Тольбот быстро пробежал глазами первую страницу, она почти вся была наполнена объявлениями, но в одном столбце был рассказ под заглавием:
Капитан Бёльстрод сам не знал, зачем прочел этот рассказ. Он вовсе не был интересен для него. Это был рассказ об одной скачке в Пруссии, в которой тяжелый английский всадник и горячая французская лошадь были убиты. Очень сожалели о потере этой лошади и нисколько не сожалели о человеке, ехавшем на ней, который, по словам рассказчика, весьма мало был известен в спортивных кружках, но в параграфе внизу было прибавлено это сведение, очевидно, полученное в последнюю минуту: «Жокея звали Коньерс».
Глава VII
СТРАННЫЙ ПЕНСИОНЕР АВРОРЫ
Арчибальд Флойд принял известие о выборе своей дочери с очевидной гордостью и удовольствием. Точно, будто какая-то тяжелая ноша была снята с него, как будто какая-то жестокая тень снята с жизни отца и дочери.

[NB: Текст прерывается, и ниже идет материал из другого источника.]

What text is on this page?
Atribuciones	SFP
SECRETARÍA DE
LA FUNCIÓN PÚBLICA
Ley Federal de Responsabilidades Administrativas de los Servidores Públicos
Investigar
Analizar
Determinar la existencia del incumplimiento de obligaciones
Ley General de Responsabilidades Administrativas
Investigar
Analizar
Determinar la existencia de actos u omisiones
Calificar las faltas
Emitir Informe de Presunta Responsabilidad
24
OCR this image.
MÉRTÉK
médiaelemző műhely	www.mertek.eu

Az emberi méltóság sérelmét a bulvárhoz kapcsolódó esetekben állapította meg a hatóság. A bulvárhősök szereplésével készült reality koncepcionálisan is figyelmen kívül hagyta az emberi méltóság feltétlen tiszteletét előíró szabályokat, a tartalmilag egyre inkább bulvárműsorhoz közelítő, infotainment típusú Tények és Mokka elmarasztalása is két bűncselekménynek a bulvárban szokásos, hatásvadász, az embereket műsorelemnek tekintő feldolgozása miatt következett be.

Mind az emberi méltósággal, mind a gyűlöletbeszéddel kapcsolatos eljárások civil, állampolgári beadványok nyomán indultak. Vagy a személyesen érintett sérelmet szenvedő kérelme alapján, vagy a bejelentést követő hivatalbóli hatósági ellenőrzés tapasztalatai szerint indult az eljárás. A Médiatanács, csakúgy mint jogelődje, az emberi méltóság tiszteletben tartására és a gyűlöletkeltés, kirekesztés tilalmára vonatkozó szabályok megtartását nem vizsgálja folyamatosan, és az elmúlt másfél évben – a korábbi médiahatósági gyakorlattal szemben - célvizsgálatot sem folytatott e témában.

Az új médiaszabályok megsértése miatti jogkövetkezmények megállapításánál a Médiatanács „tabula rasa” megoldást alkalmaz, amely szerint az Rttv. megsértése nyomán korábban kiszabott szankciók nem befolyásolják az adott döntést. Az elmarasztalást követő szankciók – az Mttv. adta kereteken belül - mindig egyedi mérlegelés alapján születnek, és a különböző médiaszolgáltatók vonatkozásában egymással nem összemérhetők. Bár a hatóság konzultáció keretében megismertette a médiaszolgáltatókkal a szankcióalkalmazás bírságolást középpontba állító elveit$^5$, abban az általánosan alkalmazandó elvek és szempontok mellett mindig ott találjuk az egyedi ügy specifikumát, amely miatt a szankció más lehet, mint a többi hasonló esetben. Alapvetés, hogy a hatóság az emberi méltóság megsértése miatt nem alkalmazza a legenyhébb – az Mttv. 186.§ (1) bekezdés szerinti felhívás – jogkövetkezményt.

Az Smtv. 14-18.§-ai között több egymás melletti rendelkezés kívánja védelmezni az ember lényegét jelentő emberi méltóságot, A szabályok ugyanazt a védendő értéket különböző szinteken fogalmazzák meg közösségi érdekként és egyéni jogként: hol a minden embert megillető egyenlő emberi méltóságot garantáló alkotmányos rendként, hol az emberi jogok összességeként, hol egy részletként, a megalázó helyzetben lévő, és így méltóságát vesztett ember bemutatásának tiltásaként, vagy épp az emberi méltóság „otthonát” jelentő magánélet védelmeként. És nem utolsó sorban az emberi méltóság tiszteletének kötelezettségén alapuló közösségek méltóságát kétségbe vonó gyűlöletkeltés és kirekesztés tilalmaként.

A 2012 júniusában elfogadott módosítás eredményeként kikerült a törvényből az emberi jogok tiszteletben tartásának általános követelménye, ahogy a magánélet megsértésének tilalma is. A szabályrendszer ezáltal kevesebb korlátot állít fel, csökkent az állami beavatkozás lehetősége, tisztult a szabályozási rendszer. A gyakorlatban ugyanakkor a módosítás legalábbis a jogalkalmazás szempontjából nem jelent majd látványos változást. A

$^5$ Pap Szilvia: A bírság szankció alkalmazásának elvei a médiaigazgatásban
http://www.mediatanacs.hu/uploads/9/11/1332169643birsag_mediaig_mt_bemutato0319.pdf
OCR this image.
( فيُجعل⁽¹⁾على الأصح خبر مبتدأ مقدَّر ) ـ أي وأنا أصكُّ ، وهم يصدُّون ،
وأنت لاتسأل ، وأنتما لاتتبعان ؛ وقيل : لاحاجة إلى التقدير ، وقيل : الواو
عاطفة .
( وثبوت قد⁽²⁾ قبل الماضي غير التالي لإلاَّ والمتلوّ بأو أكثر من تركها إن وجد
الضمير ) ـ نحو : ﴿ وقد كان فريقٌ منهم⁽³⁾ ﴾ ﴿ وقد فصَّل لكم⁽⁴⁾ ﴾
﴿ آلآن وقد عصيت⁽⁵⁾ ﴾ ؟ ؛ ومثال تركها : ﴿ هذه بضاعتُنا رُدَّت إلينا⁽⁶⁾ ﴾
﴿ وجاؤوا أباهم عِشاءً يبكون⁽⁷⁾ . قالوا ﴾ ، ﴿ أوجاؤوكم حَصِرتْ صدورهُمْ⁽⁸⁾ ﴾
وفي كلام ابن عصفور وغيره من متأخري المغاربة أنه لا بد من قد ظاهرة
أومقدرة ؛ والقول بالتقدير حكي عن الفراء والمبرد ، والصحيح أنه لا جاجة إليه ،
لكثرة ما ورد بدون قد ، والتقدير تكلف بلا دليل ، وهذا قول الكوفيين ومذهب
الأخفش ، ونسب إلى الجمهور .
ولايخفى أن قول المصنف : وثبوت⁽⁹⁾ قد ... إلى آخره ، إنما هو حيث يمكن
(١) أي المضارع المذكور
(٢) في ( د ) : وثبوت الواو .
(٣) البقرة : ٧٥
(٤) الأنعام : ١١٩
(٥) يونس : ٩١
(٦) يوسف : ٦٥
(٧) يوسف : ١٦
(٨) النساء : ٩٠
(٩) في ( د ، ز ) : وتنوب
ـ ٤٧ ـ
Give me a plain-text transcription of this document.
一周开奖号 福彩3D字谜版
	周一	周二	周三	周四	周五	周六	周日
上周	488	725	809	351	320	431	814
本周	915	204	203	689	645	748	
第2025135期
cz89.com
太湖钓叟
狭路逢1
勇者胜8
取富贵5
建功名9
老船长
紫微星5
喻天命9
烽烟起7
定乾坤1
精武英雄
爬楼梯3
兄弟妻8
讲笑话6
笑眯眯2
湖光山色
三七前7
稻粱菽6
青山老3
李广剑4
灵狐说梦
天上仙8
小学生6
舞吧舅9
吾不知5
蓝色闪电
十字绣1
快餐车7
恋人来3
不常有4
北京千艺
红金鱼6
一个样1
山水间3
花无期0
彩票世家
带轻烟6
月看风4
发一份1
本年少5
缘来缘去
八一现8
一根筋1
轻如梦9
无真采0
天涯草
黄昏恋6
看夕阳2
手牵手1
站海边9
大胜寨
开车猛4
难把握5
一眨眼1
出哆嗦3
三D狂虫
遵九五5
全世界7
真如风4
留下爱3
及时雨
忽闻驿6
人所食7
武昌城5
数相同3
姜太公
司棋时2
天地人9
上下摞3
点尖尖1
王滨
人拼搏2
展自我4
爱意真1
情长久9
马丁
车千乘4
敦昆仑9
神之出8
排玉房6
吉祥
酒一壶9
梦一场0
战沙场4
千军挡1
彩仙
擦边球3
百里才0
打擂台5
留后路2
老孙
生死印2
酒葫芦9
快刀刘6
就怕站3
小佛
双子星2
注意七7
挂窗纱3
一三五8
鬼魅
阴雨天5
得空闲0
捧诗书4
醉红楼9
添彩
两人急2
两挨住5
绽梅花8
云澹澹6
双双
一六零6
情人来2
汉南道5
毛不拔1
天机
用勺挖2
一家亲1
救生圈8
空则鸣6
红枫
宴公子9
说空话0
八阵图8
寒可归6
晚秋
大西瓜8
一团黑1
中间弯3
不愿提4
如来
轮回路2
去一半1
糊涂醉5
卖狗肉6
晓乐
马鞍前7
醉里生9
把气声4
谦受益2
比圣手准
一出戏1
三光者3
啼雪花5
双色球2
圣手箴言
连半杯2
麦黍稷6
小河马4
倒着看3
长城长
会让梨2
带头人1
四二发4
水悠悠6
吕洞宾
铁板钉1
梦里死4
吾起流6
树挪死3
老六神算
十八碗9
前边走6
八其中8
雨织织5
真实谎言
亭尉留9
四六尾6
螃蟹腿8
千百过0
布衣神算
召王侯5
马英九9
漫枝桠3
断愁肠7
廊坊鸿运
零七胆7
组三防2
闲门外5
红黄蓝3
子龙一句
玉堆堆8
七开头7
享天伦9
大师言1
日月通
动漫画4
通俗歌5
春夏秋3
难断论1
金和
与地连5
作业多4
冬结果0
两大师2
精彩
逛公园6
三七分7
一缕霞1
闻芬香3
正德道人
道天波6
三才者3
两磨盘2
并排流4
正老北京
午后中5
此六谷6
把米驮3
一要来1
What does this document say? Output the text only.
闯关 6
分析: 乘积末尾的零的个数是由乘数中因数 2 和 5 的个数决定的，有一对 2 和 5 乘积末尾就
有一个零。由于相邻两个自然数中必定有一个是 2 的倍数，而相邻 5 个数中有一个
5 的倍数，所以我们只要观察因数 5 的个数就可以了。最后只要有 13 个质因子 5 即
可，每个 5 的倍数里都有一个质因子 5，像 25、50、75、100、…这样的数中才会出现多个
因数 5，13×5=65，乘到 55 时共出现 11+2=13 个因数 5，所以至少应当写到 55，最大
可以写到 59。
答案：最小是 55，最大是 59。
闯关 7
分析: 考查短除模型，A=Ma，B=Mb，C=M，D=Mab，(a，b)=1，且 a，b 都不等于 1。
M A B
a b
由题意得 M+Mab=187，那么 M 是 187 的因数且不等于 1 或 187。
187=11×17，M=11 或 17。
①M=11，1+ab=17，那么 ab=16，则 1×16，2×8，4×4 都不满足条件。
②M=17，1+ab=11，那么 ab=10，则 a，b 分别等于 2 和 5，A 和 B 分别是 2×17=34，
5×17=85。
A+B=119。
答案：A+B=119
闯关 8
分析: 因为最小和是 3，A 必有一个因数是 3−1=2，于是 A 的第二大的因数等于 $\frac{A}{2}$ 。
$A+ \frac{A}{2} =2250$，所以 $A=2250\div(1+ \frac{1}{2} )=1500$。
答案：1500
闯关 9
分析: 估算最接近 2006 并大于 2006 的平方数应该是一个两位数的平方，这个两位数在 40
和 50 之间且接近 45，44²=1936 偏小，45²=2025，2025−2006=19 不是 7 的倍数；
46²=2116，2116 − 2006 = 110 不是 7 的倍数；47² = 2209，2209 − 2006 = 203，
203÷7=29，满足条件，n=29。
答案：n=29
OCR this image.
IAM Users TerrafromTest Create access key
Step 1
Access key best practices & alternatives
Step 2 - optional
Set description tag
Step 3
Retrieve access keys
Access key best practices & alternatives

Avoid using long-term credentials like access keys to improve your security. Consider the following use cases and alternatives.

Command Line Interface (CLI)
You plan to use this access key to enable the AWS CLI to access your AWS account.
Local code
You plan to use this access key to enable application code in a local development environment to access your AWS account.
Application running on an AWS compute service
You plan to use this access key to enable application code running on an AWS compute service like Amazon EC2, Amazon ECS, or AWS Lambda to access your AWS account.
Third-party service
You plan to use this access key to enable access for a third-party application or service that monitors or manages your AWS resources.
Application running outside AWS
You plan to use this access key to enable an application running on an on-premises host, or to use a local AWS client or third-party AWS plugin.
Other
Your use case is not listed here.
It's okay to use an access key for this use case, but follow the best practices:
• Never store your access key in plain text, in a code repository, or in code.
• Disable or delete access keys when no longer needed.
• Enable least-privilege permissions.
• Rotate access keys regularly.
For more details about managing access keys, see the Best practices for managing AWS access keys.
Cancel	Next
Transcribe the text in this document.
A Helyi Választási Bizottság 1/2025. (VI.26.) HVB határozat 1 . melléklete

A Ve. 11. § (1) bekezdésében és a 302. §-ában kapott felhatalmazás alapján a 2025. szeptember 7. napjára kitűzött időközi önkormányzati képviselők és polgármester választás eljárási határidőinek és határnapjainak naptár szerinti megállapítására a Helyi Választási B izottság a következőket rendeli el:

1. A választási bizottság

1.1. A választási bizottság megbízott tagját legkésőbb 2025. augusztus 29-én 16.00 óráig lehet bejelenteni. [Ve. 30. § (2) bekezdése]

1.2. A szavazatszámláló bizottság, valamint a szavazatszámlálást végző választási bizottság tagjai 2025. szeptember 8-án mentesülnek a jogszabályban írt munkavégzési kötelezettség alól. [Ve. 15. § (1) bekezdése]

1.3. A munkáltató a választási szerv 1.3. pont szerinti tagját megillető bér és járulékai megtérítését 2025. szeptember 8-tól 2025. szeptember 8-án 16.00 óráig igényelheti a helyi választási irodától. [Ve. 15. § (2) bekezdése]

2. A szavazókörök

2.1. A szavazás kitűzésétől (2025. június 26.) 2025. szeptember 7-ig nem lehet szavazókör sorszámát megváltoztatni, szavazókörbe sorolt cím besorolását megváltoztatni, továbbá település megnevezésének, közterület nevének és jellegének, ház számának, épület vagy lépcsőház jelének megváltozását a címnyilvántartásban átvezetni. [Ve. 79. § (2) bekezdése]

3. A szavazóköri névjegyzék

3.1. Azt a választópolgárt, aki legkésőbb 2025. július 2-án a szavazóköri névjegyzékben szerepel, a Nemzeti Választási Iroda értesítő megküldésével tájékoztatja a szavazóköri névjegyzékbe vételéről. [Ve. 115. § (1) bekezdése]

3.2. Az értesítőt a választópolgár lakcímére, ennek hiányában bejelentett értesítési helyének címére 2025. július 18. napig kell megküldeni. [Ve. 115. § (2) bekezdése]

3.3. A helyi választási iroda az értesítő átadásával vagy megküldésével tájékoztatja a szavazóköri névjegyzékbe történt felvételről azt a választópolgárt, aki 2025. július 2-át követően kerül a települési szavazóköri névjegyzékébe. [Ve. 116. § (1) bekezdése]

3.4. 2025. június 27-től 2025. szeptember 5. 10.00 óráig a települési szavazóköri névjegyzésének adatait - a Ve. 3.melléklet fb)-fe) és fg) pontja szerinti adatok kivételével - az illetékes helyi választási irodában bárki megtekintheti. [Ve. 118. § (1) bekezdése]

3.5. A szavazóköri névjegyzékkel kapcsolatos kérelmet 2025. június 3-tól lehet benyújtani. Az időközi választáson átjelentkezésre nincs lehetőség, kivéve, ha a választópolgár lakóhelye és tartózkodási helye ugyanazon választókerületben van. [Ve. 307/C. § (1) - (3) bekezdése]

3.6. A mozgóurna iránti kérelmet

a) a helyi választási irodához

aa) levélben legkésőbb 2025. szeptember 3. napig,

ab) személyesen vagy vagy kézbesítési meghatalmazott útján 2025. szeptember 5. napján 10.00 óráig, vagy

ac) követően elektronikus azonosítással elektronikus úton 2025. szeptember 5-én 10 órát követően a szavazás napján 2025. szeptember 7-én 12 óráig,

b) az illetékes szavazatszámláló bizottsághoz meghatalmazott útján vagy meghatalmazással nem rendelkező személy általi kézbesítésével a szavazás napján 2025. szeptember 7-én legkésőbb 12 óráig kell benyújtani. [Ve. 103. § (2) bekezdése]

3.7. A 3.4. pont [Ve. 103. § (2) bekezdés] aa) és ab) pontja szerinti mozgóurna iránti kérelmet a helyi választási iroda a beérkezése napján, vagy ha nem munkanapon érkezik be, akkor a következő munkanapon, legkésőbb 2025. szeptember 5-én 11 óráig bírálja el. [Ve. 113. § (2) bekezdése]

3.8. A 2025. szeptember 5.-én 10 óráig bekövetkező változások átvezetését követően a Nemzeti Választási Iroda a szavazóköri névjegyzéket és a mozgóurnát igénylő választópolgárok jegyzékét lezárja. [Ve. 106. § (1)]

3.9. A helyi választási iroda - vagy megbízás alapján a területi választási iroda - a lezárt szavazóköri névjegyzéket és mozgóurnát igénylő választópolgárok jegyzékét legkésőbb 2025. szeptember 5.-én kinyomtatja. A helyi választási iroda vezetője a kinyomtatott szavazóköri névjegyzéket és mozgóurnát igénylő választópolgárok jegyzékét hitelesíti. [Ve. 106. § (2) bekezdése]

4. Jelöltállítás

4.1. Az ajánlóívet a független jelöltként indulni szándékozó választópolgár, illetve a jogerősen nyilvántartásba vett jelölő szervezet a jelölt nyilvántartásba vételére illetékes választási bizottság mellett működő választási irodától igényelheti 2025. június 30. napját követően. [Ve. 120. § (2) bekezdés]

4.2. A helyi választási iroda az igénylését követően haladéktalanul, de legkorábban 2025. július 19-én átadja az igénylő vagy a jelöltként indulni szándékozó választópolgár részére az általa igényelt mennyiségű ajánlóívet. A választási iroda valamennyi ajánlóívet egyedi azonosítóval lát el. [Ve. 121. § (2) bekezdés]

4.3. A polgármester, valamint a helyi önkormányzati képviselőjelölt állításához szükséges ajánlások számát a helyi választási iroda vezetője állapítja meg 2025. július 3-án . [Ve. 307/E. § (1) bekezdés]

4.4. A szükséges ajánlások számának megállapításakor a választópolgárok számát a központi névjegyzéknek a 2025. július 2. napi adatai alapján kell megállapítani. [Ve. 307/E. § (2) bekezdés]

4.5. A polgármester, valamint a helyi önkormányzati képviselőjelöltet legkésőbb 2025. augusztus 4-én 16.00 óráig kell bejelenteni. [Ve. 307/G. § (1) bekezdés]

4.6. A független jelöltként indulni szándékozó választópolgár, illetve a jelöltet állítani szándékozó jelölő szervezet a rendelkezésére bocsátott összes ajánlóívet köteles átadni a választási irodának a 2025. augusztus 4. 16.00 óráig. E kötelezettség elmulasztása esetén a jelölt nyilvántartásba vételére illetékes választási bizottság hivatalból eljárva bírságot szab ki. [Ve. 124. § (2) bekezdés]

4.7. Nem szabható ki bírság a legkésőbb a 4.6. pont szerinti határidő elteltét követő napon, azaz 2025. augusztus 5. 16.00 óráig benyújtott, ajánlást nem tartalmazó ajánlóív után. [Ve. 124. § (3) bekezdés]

Банкир отвез в Фельден свое семейство, к которому присоединился и Тольбот Бёльстрод. Хорошенькие веселые комнатки, выходившие окнами на чистый двор, за которым виднелись дубы и буки — были приготовлены для отставного гусара, который должен был провести Рождество в Фельдене. Мистрисс Александр с мужем и семейством поселились в западном флигеле, мистер и мистрисс Эндрю поместились в восточном флигеле, потому что гостеприимный банкир имел обыкновение созывать своих родных в начале декабря и удерживать их в своем доме до тех пор, пока колокола живописной Бекингэмской церкви не возвестили наступление нового года.
Щеки Люси Флойд лишились своего нежного румянца, когда она воротилась в Фельден, и все, приметившие эту перемену, объявили, что воздух на Восточном Утесе и осенние ветры были не по силам слабой молодой девушке.